Legal aid also makes a distinction between criminal law and poverty law. As a result, lawyers working to resolve the charges rarely consider trying to influence the factors that gave rise to the charges, particularly the lack of money and housing.
In addition, the legal clinic system presumes that people understand that someone might help them if they go to a clinic. However, this also requires them to go to the clinic, wait to speak to someone, and keep appointments. These presumptions discriminate against clients with perceptual and cognitive impairments.
Another layer of discriminatory barriers occurs in Legal Aid Ontario’s phone application process. In addition to presuming that people understand that they might be eligible for assistance, the application system assumes the ability to use the telephone and the cognitive focus to be able to remain on the line, push the right buttons, and answer strangers’ questions.
The system also presumes someone has an address and the ability to send forms by mail or fax. In my opinion, this is akin to requiring a paraplegic to climb stairs in order to apply for assistance.
The legal community, including the attorney general, judges, agencies, defence counsel, and legal aid, have a duty to accommodate our clients’ disabilities. However, the legal community rarely addresses these issues.
The Ministry of Health funds mobile health teams and street nurses. Ontario Works has established a project that assists homeless clients with applying for disability benefits. But the Ministry of the Attorney General hasn’t explored alternative service-delivery models.

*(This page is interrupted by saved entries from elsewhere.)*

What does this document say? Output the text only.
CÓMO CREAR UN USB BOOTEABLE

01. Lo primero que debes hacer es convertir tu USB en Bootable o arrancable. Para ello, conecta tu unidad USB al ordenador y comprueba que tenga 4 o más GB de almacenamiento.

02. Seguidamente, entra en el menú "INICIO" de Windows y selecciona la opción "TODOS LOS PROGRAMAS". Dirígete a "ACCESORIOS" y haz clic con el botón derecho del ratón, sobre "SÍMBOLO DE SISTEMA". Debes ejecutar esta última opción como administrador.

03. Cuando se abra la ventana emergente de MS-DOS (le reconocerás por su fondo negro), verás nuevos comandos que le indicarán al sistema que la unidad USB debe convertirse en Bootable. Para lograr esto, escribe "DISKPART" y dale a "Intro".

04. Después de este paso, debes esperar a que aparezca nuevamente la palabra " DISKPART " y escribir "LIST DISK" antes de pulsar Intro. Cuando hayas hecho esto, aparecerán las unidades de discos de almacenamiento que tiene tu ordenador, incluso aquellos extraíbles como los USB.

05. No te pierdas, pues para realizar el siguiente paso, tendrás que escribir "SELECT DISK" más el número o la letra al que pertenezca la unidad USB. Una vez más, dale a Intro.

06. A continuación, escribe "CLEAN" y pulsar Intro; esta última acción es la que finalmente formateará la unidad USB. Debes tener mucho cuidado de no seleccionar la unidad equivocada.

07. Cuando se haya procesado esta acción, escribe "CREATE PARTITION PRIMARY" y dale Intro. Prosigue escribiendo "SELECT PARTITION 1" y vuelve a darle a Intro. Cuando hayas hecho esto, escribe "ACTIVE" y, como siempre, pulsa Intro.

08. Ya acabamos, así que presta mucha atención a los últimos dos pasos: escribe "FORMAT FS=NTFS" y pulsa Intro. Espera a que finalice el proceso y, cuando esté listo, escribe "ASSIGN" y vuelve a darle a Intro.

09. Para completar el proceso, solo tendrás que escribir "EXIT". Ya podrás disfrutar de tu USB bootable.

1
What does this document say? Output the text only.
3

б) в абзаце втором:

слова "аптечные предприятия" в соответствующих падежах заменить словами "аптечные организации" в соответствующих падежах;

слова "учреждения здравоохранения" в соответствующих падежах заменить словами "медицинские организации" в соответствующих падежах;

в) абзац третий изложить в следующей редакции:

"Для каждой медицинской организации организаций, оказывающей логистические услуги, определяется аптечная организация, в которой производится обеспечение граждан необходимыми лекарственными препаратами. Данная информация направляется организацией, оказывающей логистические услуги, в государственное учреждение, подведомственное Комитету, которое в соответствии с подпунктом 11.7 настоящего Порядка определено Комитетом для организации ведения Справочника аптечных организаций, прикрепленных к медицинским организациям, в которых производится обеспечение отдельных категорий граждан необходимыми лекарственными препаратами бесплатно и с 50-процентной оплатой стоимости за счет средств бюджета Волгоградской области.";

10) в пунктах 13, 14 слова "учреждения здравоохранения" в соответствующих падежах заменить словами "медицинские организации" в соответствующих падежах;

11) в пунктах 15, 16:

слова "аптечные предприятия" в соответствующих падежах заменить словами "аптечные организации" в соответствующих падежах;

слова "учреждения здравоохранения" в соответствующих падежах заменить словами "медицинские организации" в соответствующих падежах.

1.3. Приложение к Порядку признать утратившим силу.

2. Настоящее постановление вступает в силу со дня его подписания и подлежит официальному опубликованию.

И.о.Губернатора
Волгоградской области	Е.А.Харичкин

None of Ontario’s law schools or continuing legal education programs provide instruction on how to accommodate clients’ cognitive and perceptual impairments nor do they offer training on how a lawyer should consider those issues when handling individual cases.
A group of dedicated lawyers have spent years desperately trying to save clients from suffering as a result of denial by process. However, as a legal community, we haven’t collectively examined how our own policies and procedures may discriminate against clients.
If we can acknowledge the legitimacy of clients’ impairments, we should be able to consider how we can accommodate those disabilities in the provision of services.
Sarah Shartal is a lawyer at Roach Schwartz & Associates in Toronto.